Working from home (WFH) or remote-work has been known only as exceptional practice in the workplace until the COVID-19 pandemic shifted the attitude significantly. From the point of view of employees, remote work is often associated with the perceived increase of job satisfaction, for example by working from any location around the world (freelancers), by having an individual work environment, or by having more trustful relationships inside the company. From the point of view of management, remote employees bring great managerial issues like loss of control.

Today top management is still skeptical about remote workers because they question the ability of their staff to handle remote infrastructure, take responsibility for confidential data, solve any situation independently and manage their time or work properly without supervision. But the latest developments in the Surveillance economy bring fresh solutions. Properly selected “Security as a Service” tools (SECaaS or SaaS) are able to cover distributed end-points into a single virtual dashboard, capture new kinds of productivity data, and thus allows better control and decision-making over a remote workforce.

The rapid increase of remote workers.
Coronavirus pandemic brings new challenges and shifted the attitude to the work process. Many employees were allowed to work from home. And now they don’t want to return to the office, arguing with COVID-19 issues and motivating with good productivity and outcome made from home. According to the latest Deloitte report, the number of people working from home has doubled in some countries, during the pandemic crisis.

Thanks to technologies like Skype, Zoom, Google Hangouts, Teams, and cloud computing – it’s actually no longer necessary to present physically in an office full-time, you may contribute to the work process in the same way from any location. Academic studies [2,3] show that the productivity of remote developers, measured in “Lines of Code” (LOC), Meetings, or Agile Sprints time, was not all that different from the productivity of in-house developers in total. Where about 50% of remote developers demonstrated a bit increased outcome, the second half demonstrated a bit less outcome.

While these studies measured well-known production and activity patterns of software engineers, it is possible to come up with new activity patterns for other types of duties such as customer support operators, call center agents, designers, copy-writers, editors, etc. Digital products, services, software are made by humans, which are not fully rational, but it is possible to account for behavioral factors that allow managing product engineering in a better way when your team is working remotely. According to experts, business needs to respond to enable their employees to keep productivity level when working remotely.
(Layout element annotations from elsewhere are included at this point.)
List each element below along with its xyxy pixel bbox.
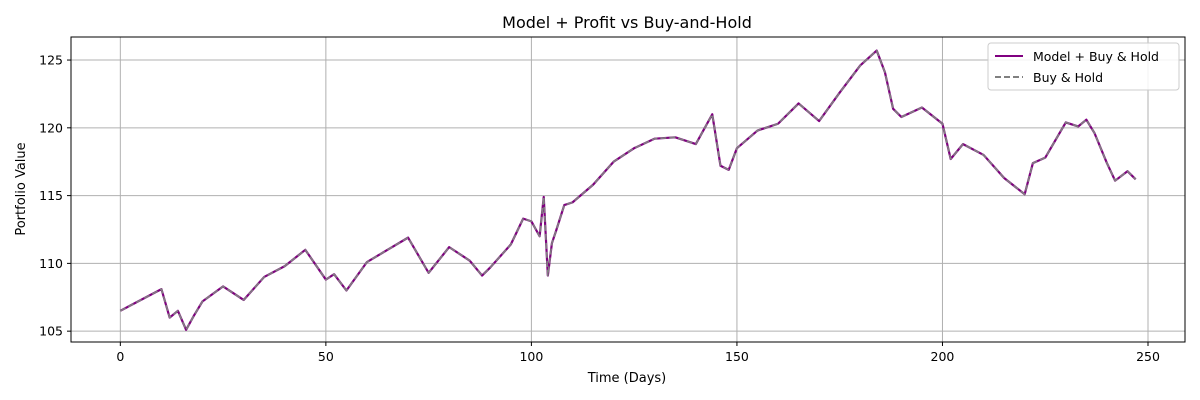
y-tick-label: 125 [39, 53, 63, 68]
x-axis-label: Time (Days) [587, 371, 667, 386]
plot-area-frame [70, 36, 1186, 343]
plot-series [119, 49, 1137, 331]
series-line-model [119, 49, 1137, 331]
y-tick-label: 115 [39, 188, 63, 203]
y-tick-label: 110 [39, 256, 63, 271]
x-tick-label: 0 [116, 349, 124, 364]
x-tick-label: 250 [1136, 349, 1160, 364]
x-tick-label: 150 [725, 349, 749, 364]
chart-title: Model + Profit vs Buy-and-Hold [502, 13, 752, 32]
legend-box [987, 42, 1180, 91]
y-tick-label: 120 [39, 120, 63, 135]
series-line-buy-hold [119, 49, 1137, 331]
x-tick-label: 50 [318, 349, 334, 364]
x-tick-label: 100 [519, 349, 543, 364]
axis-ticks: 0 50 100 150 200 250 105 110 115 120 125 [39, 53, 1160, 364]
legend-label-buy-hold: Buy & Hold [1033, 70, 1103, 85]
legend-label-model: Model + Buy & Hold [1033, 49, 1159, 64]
y-axis-label: Portfolio Value [14, 142, 29, 235]
legend: Model + Buy & Hold Buy & Hold [987, 42, 1180, 91]
y-tick-label: 105 [39, 324, 63, 339]
x-tick-label: 200 [931, 349, 955, 364]
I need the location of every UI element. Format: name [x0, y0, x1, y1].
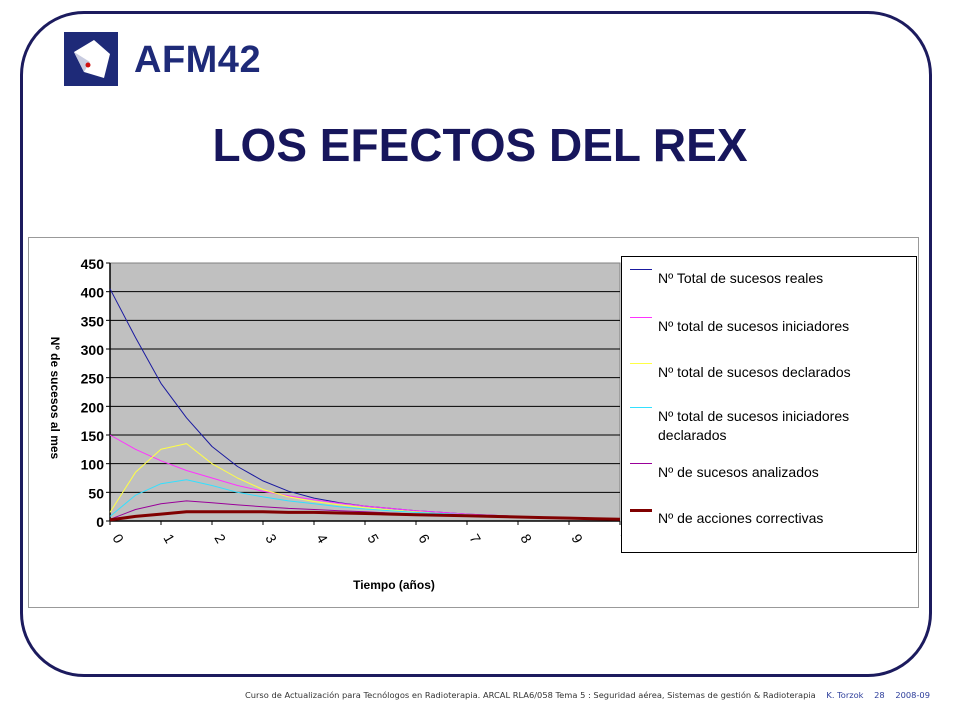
legend-label: Nº Total de sucesos reales — [658, 270, 824, 286]
line-chart: 050100150200250300350400450012345678910 … — [48, 256, 639, 592]
legend-label: Nº total de sucesos iniciadores — [658, 318, 850, 334]
x-axis-label: Tiempo (años) — [353, 578, 435, 592]
y-tick-label: 300 — [81, 342, 105, 358]
afm42-logo-icon — [64, 32, 118, 86]
footer-year: 2008-09 — [895, 690, 930, 700]
y-axis-label: Nº de sucesos al mes — [48, 337, 62, 460]
y-tick-label: 350 — [81, 313, 105, 329]
legend-label: Nº de acciones correctivas — [658, 510, 824, 526]
x-tick-label: 8 — [517, 531, 535, 546]
footer-course: Curso de Actualización para Tecnólogos e… — [244, 690, 816, 700]
x-tick-label: 4 — [313, 531, 331, 546]
legend-swatch — [630, 317, 652, 318]
legend-label: Nº de sucesos analizados — [658, 464, 819, 480]
x-tick-label: 9 — [568, 531, 586, 546]
plot-area — [109, 262, 621, 522]
x-tick-label: 6 — [415, 531, 433, 546]
x-tick-label: 0 — [109, 531, 127, 546]
y-tick-label: 200 — [81, 399, 105, 415]
footer-page-number: 28 — [874, 690, 885, 700]
y-tick-label: 450 — [81, 256, 105, 272]
legend-swatch — [630, 463, 652, 464]
y-tick-label: 0 — [96, 514, 104, 530]
legend-swatch — [630, 363, 652, 364]
chart-legend: Nº Total de sucesos reales Nº total de su… — [621, 256, 917, 553]
y-tick-label: 400 — [81, 285, 105, 301]
x-tick-label: 3 — [262, 531, 280, 546]
y-tick-label: 100 — [81, 457, 105, 473]
legend-label: Nº total de sucesos iniciadores declarad… — [658, 408, 850, 443]
slide-frame — [20, 11, 932, 677]
x-tick-label: 7 — [466, 531, 484, 546]
legend-swatch — [630, 269, 652, 270]
footer-author: K. Torzok — [826, 690, 864, 700]
brand-name: AFM42 — [134, 39, 262, 81]
x-tick-label: 1 — [160, 531, 178, 546]
y-tick-label: 250 — [81, 371, 105, 387]
series-line-6 — [109, 510, 621, 522]
x-tick-label: 2 — [211, 531, 229, 546]
y-tick-label: 150 — [81, 428, 105, 444]
legend-label: Nº total de sucesos declarados — [658, 364, 851, 380]
x-tick-label: 5 — [364, 531, 382, 546]
slide-title: LOS EFECTOS DEL REX — [212, 119, 748, 171]
y-tick-label: 50 — [88, 485, 104, 501]
legend-swatch — [630, 407, 652, 408]
footer: Curso de Actualización para Tecnólogos e… — [0, 690, 930, 700]
legend-swatch — [630, 509, 652, 512]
Businesses need to take action.
However, as was mentioned earlier, remote work has challenges that affect employees differently. While some of them feel the productivity increase, some will suffer from new work conditions like family member distractions, technical problems, physiological issues related to social isolation. It means ways of working and daily patterns like workflow, meetings, start/end of the work may be changed. Top management needs to fully understand and measure how these new challenges are impacting the business by using employee monitoring tools and user behavior analysis.

The last decade brings significant development in the Surveillance economy [4] when big data is collected about customers, citizens, services, and even physical assets. Cloud-based computer monitoring tools such as Staffcounter allow recording computer session start and end time, user idle time, keyboard typing amount, communication messages and bring this data into a single dashboard. At the same time, remote workers are provided with the needed level of individual privacy, awareness indicators, and monitoring transparency.